60/40: A Measured Bet On Equity Outperformance

A 60/40 weighting implies that you expect equities to outperform. However, your confidence in equity outperformance is limited; you have not moved towards 100% equities.

At a 60/40 stance, you hold 1.5 times as much equities as you do bonds. This could be interpreted as you have 1.5 times as much confidence in equities as you do bonds.

But if you switched to a 80/20 weighting, you have moved to a 4:1 weighting ratio. You implicitly have 4 times as much confidence in equities as bonds.

Since it is difficult to have that much conviction on how well equities will do relative to bonds, it makes sense that recommended equity weightings are often around 60-70% for long-term portfolios.

For Shorter Horizons, Bonds Are More Important

If you have a shorter investment horizon, the logic is somewhat different. For example, you could be a retiree that needs investment income.

You are now are looking at the probability equities will outperform the yield to maturity of bonds. Since it is hard to guarantee such an event, recommended portfolio weightings start to switch towards bonds. This explains various rules-of-thumb which increase bond holdings as you age.

Uncertainty Versus Volatility

I think that looking at the portfolio weighting question in this way is more intuitive than a more common presentation in terms of the trade-off between expected returns and portfolio volatility. Technically, the two viewpoints could be seen as roughly equivalent. However, I would argue that it is hard to relate to the concept of volatility.

My concern with presenting the disadvantage of a high equity weighting as the portfolio becomes more volatile is that it is too easy to shrug off volatility. All you need to do is stop looking at your portfolio valuation, and it appears that it no longer matters that it is going up and down.

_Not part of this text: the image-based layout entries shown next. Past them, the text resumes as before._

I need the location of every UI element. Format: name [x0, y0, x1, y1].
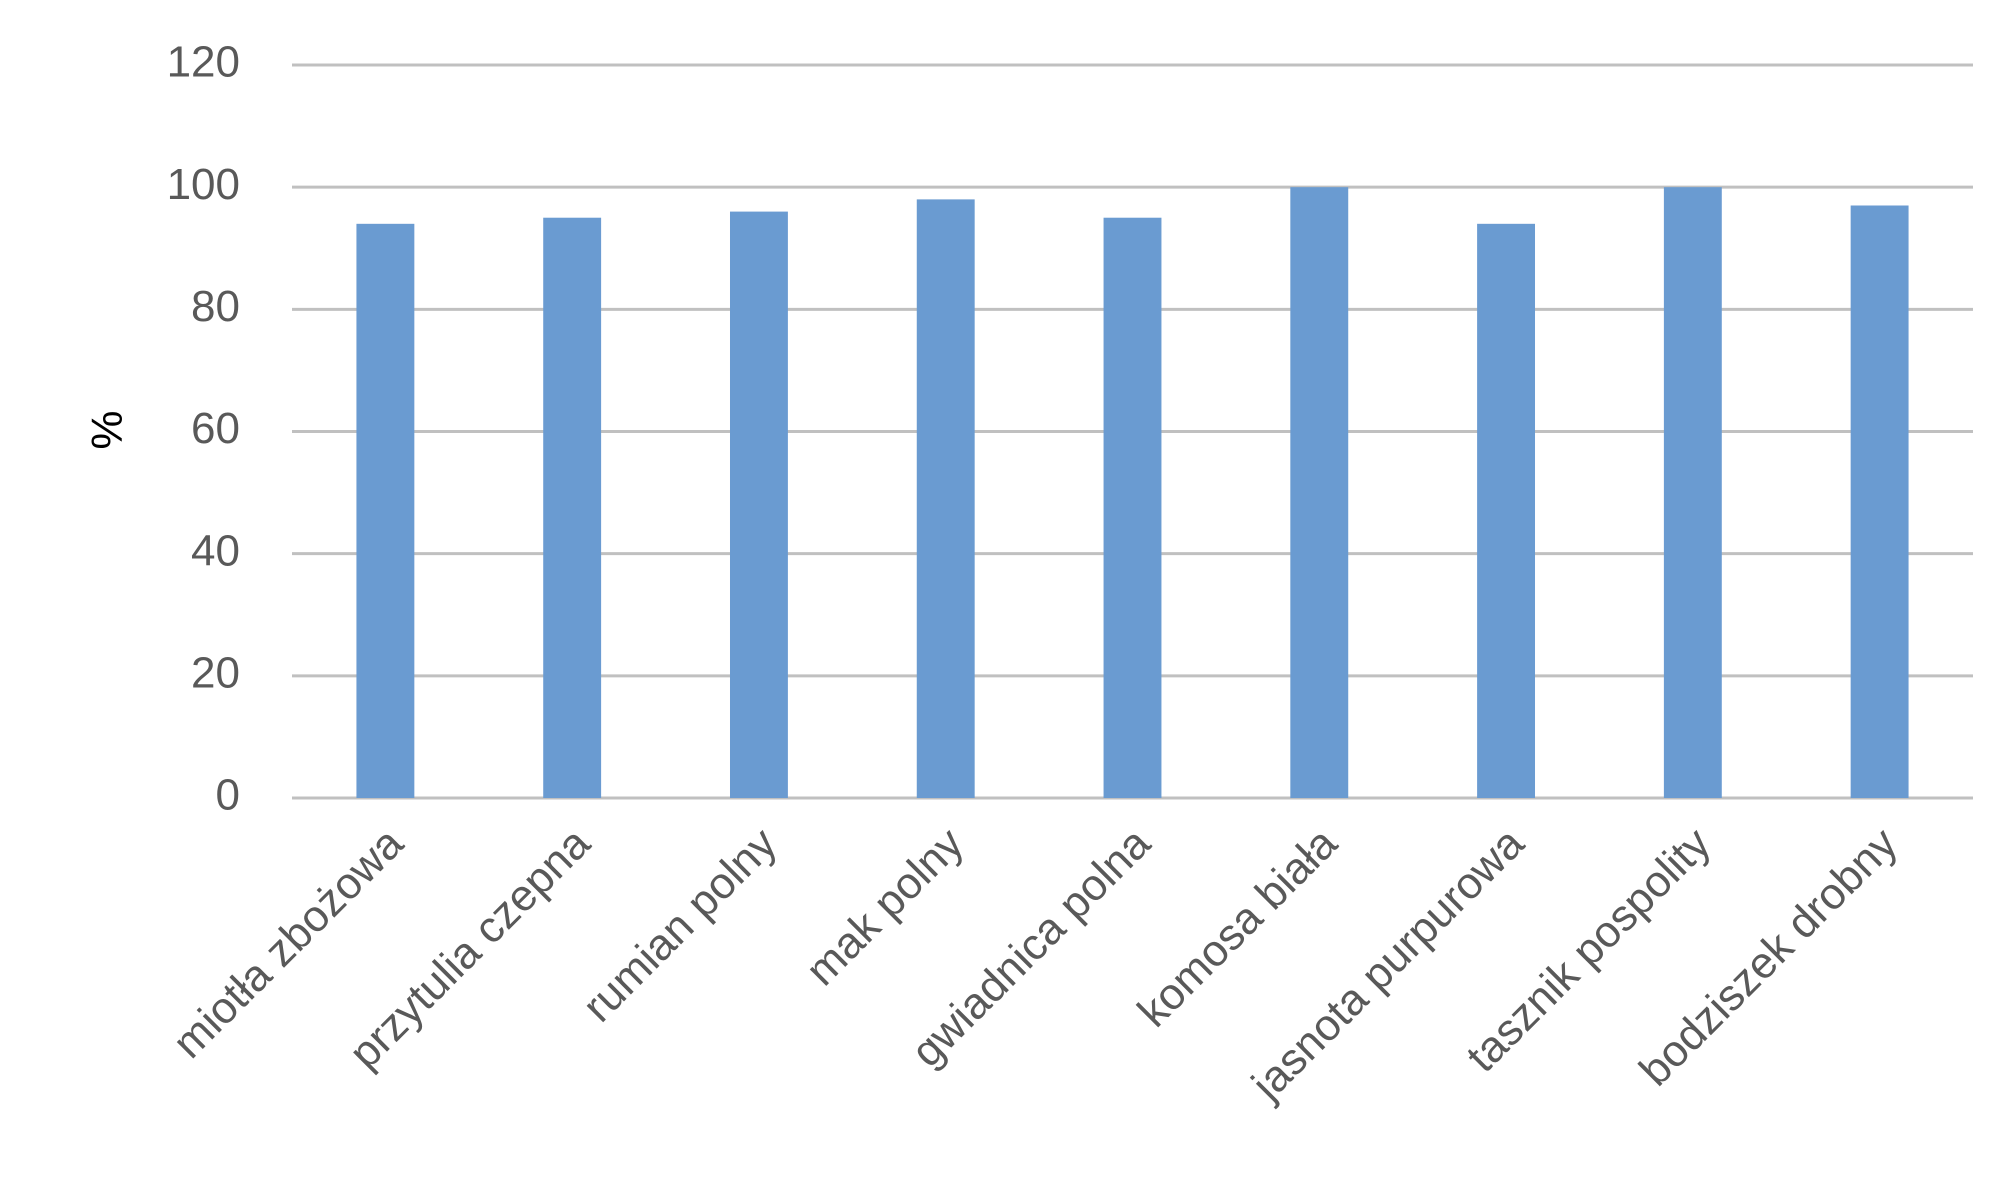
bar	[729, 211, 788, 799]
bar	[543, 217, 602, 799]
bar	[1663, 187, 1722, 798]
bar	[1477, 223, 1536, 799]
y-tick-label: 0	[216, 771, 240, 820]
y-tick-label: 20	[191, 648, 240, 697]
y-tick-label: 120	[167, 38, 240, 87]
y-tick-label: 100	[167, 160, 240, 209]
y-tick-label: 60	[191, 404, 240, 453]
y-tick-label: 40	[191, 526, 240, 575]
bar	[1850, 205, 1909, 798]
bar	[1290, 187, 1349, 798]
bar	[916, 199, 975, 799]
bar	[1103, 217, 1162, 799]
x-tick-label: mak polny	[797, 819, 973, 995]
y-axis-title: %	[83, 410, 132, 449]
y-tick-label: 80	[191, 282, 240, 331]
x-tick-label: rumian polny	[573, 819, 786, 1032]
bar	[356, 223, 415, 799]
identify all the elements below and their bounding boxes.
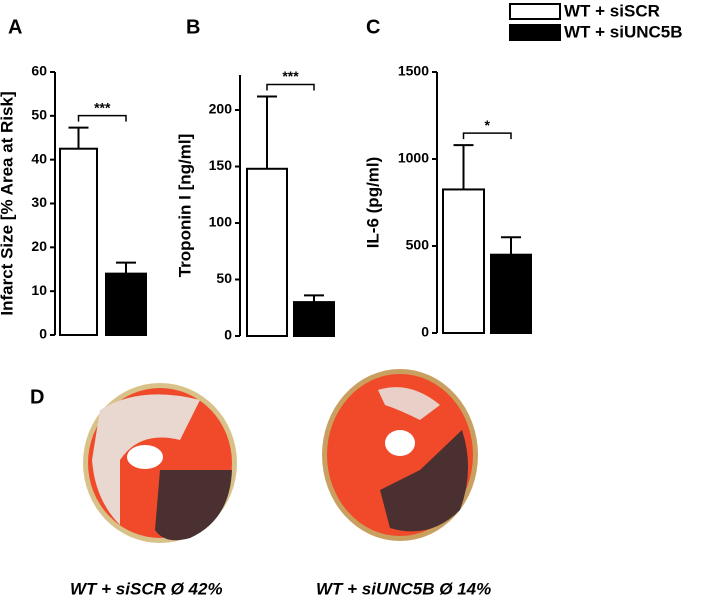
significance-bracket: [462, 132, 512, 140]
error-bar: [116, 261, 136, 274]
legend-label: WT + siUNC5B: [564, 22, 683, 41]
error-bar: [257, 95, 277, 169]
y-tick-label: 200: [209, 101, 233, 117]
bar: [59, 147, 98, 336]
significance-bracket: [266, 83, 315, 91]
y-tick-label: 0: [224, 327, 232, 343]
legend-label: WT + siSCR: [564, 1, 660, 20]
panel-label: B: [186, 16, 200, 38]
y-axis-label: Infarct Size [% Area at Risk]: [0, 91, 16, 315]
error-bar: [68, 126, 89, 149]
y-tick-label: 150: [209, 157, 233, 173]
bar: [105, 272, 147, 336]
y-tick-label: 50: [216, 270, 232, 286]
panel-label: D: [30, 386, 44, 408]
bar: [490, 253, 532, 334]
y-tick-label: 20: [31, 238, 47, 254]
error-bar: [304, 294, 324, 303]
y-tick-label: 100: [209, 214, 233, 230]
heart-image-1: [83, 383, 237, 543]
y-tick-label: 0: [39, 326, 47, 342]
y-tick-label: 0: [421, 324, 429, 340]
y-tick-label: 10: [31, 282, 47, 298]
y-tick-label: 30: [31, 194, 47, 210]
legend-swatch: [509, 24, 561, 41]
y-tick-label: 1000: [398, 150, 429, 166]
y-tick-label: 60: [31, 63, 47, 79]
panel-label: C: [366, 16, 380, 38]
y-axis-label: IL-6 (pg/ml): [363, 157, 382, 249]
significance: ***: [282, 68, 299, 84]
legend-swatch: [509, 3, 561, 20]
significance: ***: [94, 99, 111, 115]
error-bar: [453, 144, 474, 190]
bar: [442, 188, 485, 334]
y-tick-label: 1500: [398, 63, 429, 79]
panel-label: A: [8, 16, 22, 38]
y-axis-label: Troponin I [ng/ml]: [175, 134, 194, 278]
y-tick-label: 50: [31, 107, 47, 123]
bar: [293, 301, 335, 337]
y-tick-label: 40: [31, 150, 47, 166]
significance: *: [485, 117, 491, 133]
significance-bracket: [77, 114, 127, 122]
error-bar: [501, 236, 521, 255]
bar: [246, 167, 288, 337]
caption: WT + siSCR Ø 42%: [70, 579, 223, 598]
caption: WT + siUNC5B Ø 14%: [316, 579, 491, 598]
heart-image-2: [322, 369, 478, 541]
y-tick-label: 500: [406, 237, 430, 253]
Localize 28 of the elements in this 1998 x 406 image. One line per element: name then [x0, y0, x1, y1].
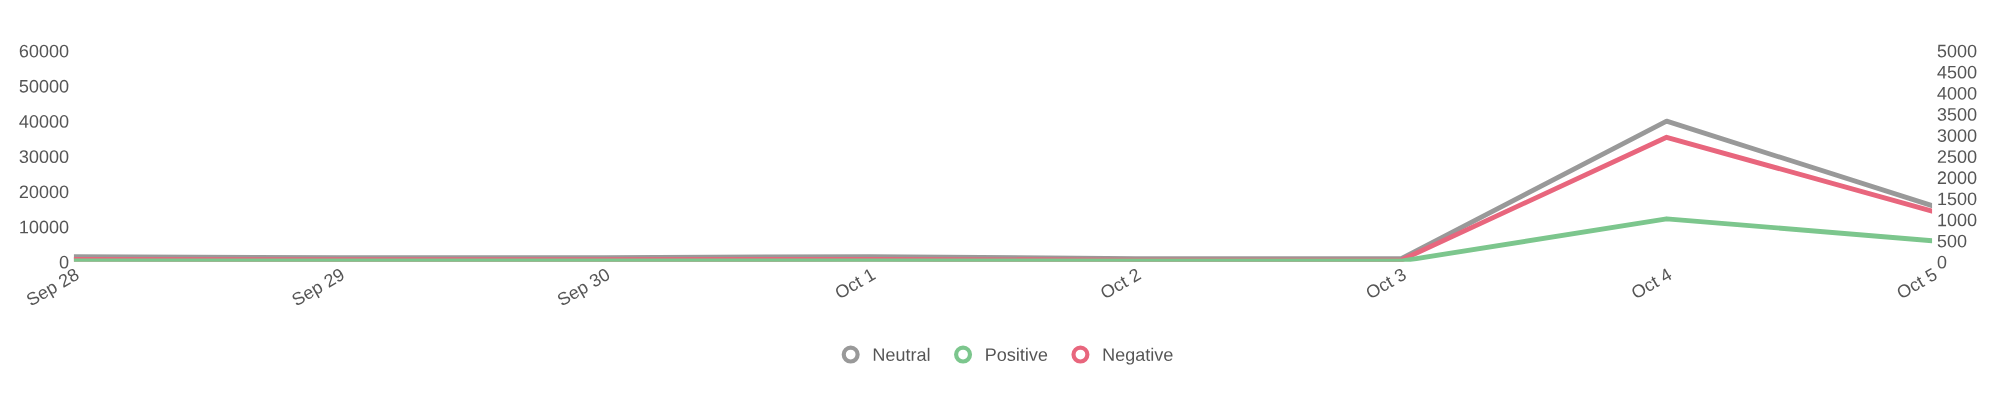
x-tick-label: Oct 5 — [1895, 267, 1939, 300]
x-tick-label: Oct 2 — [1099, 267, 1142, 300]
y2-tick-label: 3500 — [1937, 108, 1977, 121]
y2-tick-label: 3000 — [1937, 129, 1977, 142]
y2-tick-label: 1500 — [1938, 192, 1977, 206]
x-tick-label: Oct 1 — [833, 267, 877, 300]
y2-tick-label: 4000 — [1937, 86, 1977, 100]
y-tick-label: 40000 — [19, 115, 69, 128]
legend-label: Negative — [1103, 347, 1173, 365]
y2-tick-label: 4500 — [1937, 65, 1977, 79]
y2-tick-label: 2500 — [1937, 150, 1977, 164]
legend-label: Positive — [986, 347, 1048, 362]
y-tick-label: 30000 — [19, 150, 69, 164]
legend-label: Neutral — [873, 347, 930, 362]
x-tick-label: Sep 29 — [290, 267, 348, 310]
y-tick-label: 50000 — [19, 79, 69, 93]
y2-tick-label: 500 — [1937, 234, 1967, 248]
y-tick-label: 20000 — [19, 185, 69, 199]
y-tick-label: 0 — [59, 255, 69, 269]
y-tick-label: 60000 — [19, 44, 69, 58]
y2-tick-label: 1000 — [1938, 213, 1977, 227]
y2-tick-label: 2000 — [1937, 171, 1977, 185]
x-tick-label: Sep 30 — [556, 267, 613, 310]
y2-tick-label: 0 — [1937, 255, 1947, 269]
x-tick-label: Oct 3 — [1364, 267, 1408, 300]
y-tick-label: 10000 — [20, 220, 69, 234]
y2-tick-label: 5000 — [1937, 44, 1977, 58]
x-tick-label: Oct 4 — [1630, 267, 1673, 300]
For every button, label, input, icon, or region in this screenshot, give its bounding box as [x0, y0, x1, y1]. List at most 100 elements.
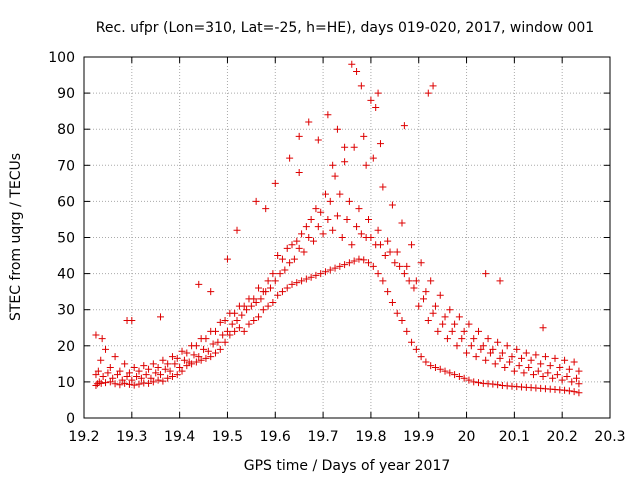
- data-point: [185, 358, 193, 366]
- data-point: [329, 161, 337, 169]
- data-point: [408, 241, 416, 249]
- data-point: [427, 277, 435, 285]
- data-point: [403, 327, 411, 335]
- data-point: [357, 82, 365, 90]
- data-point: [372, 104, 380, 112]
- data-point: [556, 363, 564, 371]
- data-point: [441, 367, 449, 375]
- data-point: [168, 372, 176, 380]
- data-point: [293, 279, 301, 287]
- data-point: [281, 266, 289, 274]
- data-point: [532, 351, 540, 359]
- data-point: [264, 277, 272, 285]
- data-point: [331, 264, 339, 272]
- data-point: [305, 234, 313, 241]
- data-point: [133, 372, 141, 380]
- data-point: [565, 387, 573, 395]
- data-point: [240, 327, 248, 335]
- data-point: [195, 280, 203, 288]
- data-point: [130, 363, 138, 371]
- data-point: [94, 367, 102, 375]
- data-point: [486, 349, 494, 357]
- data-point: [314, 223, 322, 231]
- data-point: [245, 295, 253, 303]
- data-point: [429, 82, 437, 90]
- data-point: [539, 372, 547, 380]
- x-tick-label: 19.3: [116, 429, 147, 445]
- data-point: [393, 309, 401, 317]
- data-point: [460, 327, 468, 335]
- x-tick-label: 19.4: [164, 429, 195, 445]
- data-point: [321, 268, 329, 276]
- data-point: [391, 259, 399, 267]
- data-point: [137, 374, 145, 382]
- data-point: [348, 60, 356, 68]
- data-point: [412, 277, 420, 285]
- data-point: [443, 335, 451, 343]
- data-point: [154, 363, 162, 371]
- data-point: [431, 302, 439, 310]
- data-point: [276, 270, 284, 278]
- data-point: [295, 132, 303, 140]
- data-point: [99, 372, 107, 380]
- data-point: [534, 367, 542, 375]
- data-point: [353, 67, 361, 75]
- data-point: [166, 367, 174, 375]
- data-point: [494, 338, 502, 346]
- data-point: [575, 367, 583, 375]
- data-point: [374, 270, 382, 278]
- data-point: [355, 255, 363, 263]
- data-point: [173, 354, 181, 362]
- data-point: [125, 369, 133, 377]
- data-point: [102, 379, 110, 387]
- data-point: [333, 125, 341, 133]
- data-point: [298, 277, 306, 285]
- x-tick-label: 20.1: [499, 429, 530, 445]
- data-point: [293, 237, 301, 245]
- y-tick-label: 30: [57, 303, 75, 319]
- data-point: [231, 327, 239, 335]
- data-point: [388, 201, 396, 209]
- data-point: [259, 288, 267, 296]
- data-point: [465, 320, 473, 328]
- data-point: [223, 327, 231, 335]
- data-point: [95, 378, 103, 386]
- data-point: [149, 360, 157, 368]
- data-point: [157, 313, 165, 321]
- data-point: [274, 252, 282, 260]
- data-point: [408, 338, 416, 346]
- data-point: [92, 371, 100, 379]
- data-point: [348, 241, 356, 249]
- data-point: [142, 371, 150, 379]
- data-point: [207, 288, 215, 296]
- data-point: [570, 388, 578, 396]
- data-point: [496, 277, 504, 285]
- data-point: [518, 354, 526, 362]
- data-point: [255, 284, 263, 292]
- data-point: [573, 374, 581, 382]
- data-point: [376, 140, 384, 148]
- data-point: [561, 356, 569, 364]
- data-point: [400, 122, 408, 130]
- data-point: [307, 215, 315, 223]
- data-point: [149, 378, 157, 386]
- data-point: [439, 320, 447, 328]
- data-point: [302, 223, 310, 231]
- data-point: [455, 313, 463, 321]
- data-point: [353, 223, 361, 231]
- data-point: [262, 205, 270, 213]
- data-point: [367, 96, 375, 104]
- data-point: [111, 353, 119, 361]
- data-point: [396, 262, 404, 270]
- data-point: [501, 363, 509, 371]
- y-tick-label: 20: [57, 339, 75, 355]
- x-tick-label: 19.9: [403, 429, 434, 445]
- data-point: [92, 331, 100, 339]
- data-point: [97, 379, 105, 387]
- data-point: [228, 320, 236, 328]
- data-point: [178, 367, 186, 375]
- data-point: [400, 270, 408, 278]
- data-point: [92, 382, 100, 390]
- data-point: [283, 284, 291, 292]
- data-point: [180, 356, 188, 364]
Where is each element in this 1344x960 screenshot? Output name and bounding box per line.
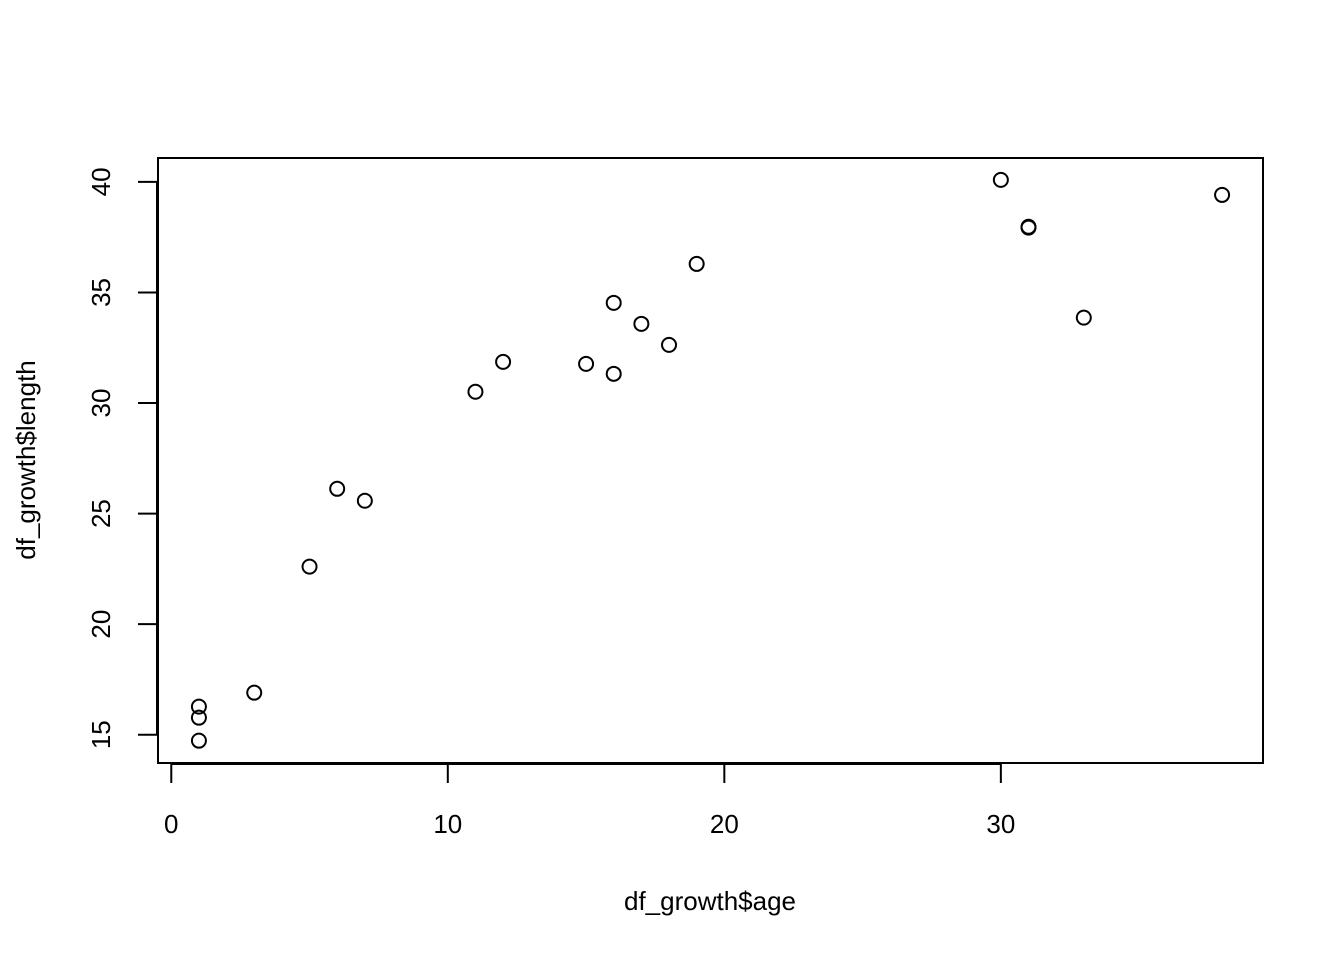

But if you express the desire to hold at least some bonds as a result of uncertainty. it becomes more clear why it may be dangerous to hold 100% of your portfolio in equities.

What Is Right For You?

I cannot give investment advice, so I cannot say what is the right asset allocation for you. Ideally, you could spend time studying how portfolios with different weightings behaved over time, and see whether the risk characteristics look appealing. A second best choice is discuss this with an advisor, and lean on that person's advice. If you are handling your investment decisions yourself, keep in mind this uncertainty concept, so as to avoid making too extreme investment decisions.